Pauley cited the NSA's inability to connect the telephone dots ahead of the September 11, 2001, terrorist attacks. "[Al-Qaeda's plot] succeeded because conventional intelligence gathering could not detect diffuse filaments connecting al-Qaeda," he wrote.
"No doubt, the bulk telephony metadata collection program vacuums up information about virtually every telephone call to, from, or within the United States," Pauley said in his conclusion. "That is by design, as it allows the NSA to detect relationships so attenuated and ephemeral they would otherwise escape notice. As the September 11th attacks demonstrate, the cost of missing such a thread can be horrific."

Pauley's ruling also drew a comparison between the NSA's surveillance efforts and US citizens' routine sharing of personal data. "Every day, people voluntarily surrender personal and seemingly-private information to transnational corporations, which exploit that data for profit. Few think twice about it, even though it is far more intrusive than bulk telephony metadata collection."
The ACLU vowed to press on with the case.
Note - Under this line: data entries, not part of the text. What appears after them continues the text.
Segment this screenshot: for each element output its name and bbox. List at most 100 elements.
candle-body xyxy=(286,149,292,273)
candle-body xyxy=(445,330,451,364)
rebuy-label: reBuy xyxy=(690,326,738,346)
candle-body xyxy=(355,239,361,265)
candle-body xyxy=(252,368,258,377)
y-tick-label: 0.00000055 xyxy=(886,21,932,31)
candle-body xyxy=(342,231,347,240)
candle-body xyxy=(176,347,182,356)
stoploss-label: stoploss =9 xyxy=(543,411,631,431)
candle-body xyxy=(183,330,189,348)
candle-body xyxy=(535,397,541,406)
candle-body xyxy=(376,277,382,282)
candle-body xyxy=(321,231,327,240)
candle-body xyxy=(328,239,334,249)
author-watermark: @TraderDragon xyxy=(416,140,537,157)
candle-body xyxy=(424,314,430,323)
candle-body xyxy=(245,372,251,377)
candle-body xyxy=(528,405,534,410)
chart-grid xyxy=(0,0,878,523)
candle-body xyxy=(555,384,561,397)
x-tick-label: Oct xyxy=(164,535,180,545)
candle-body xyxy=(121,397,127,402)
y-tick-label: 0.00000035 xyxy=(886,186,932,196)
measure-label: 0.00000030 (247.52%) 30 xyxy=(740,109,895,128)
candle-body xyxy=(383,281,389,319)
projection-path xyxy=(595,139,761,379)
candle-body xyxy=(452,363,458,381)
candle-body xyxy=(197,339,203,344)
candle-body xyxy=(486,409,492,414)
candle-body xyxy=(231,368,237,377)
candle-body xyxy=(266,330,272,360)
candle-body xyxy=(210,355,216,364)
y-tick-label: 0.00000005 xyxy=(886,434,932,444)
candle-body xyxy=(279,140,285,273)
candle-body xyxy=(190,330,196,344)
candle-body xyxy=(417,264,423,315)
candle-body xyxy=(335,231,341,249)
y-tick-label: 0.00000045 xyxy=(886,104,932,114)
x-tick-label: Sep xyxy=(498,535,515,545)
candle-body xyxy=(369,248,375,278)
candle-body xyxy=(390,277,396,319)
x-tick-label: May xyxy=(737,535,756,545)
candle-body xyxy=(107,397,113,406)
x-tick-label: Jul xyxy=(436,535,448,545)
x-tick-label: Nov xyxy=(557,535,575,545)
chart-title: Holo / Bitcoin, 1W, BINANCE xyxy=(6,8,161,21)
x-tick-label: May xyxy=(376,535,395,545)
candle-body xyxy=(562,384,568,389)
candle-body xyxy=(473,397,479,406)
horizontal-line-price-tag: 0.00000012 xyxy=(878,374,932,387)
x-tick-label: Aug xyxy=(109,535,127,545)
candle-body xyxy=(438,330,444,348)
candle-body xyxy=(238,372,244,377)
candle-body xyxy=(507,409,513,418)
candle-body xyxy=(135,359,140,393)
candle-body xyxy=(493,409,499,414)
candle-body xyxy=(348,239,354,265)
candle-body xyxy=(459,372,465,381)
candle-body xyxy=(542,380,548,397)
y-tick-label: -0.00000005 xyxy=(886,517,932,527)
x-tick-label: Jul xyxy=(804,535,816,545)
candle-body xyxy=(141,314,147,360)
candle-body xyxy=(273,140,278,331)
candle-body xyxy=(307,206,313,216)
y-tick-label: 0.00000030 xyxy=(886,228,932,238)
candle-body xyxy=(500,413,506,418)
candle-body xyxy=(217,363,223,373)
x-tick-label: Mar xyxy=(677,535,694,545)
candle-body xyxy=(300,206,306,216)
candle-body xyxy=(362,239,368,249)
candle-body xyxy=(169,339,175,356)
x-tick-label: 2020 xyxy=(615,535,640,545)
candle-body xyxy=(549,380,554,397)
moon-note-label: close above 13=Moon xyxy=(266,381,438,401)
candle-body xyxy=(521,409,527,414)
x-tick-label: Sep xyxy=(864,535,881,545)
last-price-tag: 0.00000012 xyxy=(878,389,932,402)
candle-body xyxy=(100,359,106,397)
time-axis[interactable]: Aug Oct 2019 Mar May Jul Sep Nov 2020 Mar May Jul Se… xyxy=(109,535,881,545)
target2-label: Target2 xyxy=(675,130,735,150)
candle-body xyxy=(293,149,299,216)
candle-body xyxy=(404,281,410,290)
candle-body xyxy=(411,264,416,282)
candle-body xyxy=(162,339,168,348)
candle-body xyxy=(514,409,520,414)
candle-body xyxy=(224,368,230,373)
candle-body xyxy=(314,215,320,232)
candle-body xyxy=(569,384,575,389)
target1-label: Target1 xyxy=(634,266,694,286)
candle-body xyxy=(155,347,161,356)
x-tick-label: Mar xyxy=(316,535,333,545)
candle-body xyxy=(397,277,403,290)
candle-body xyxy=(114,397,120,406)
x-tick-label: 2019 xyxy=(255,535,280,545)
"We are extremely disappointed with this decision, which misinterprets the relevant statutes, understates the privacy implications of the government's surveillance and misapplies a narrow and outdated precedent to read away core constitutional protections," said Jameel Jaffer, ACLU deputy legal director, in a statement.

"As another federal judge and the president's own review group concluded last week, the National Security Agency's bulk collection of telephony data constitutes a serious invasion of Americans' privacy. We intend to appeal and look forward to making our case in the Second Circuit."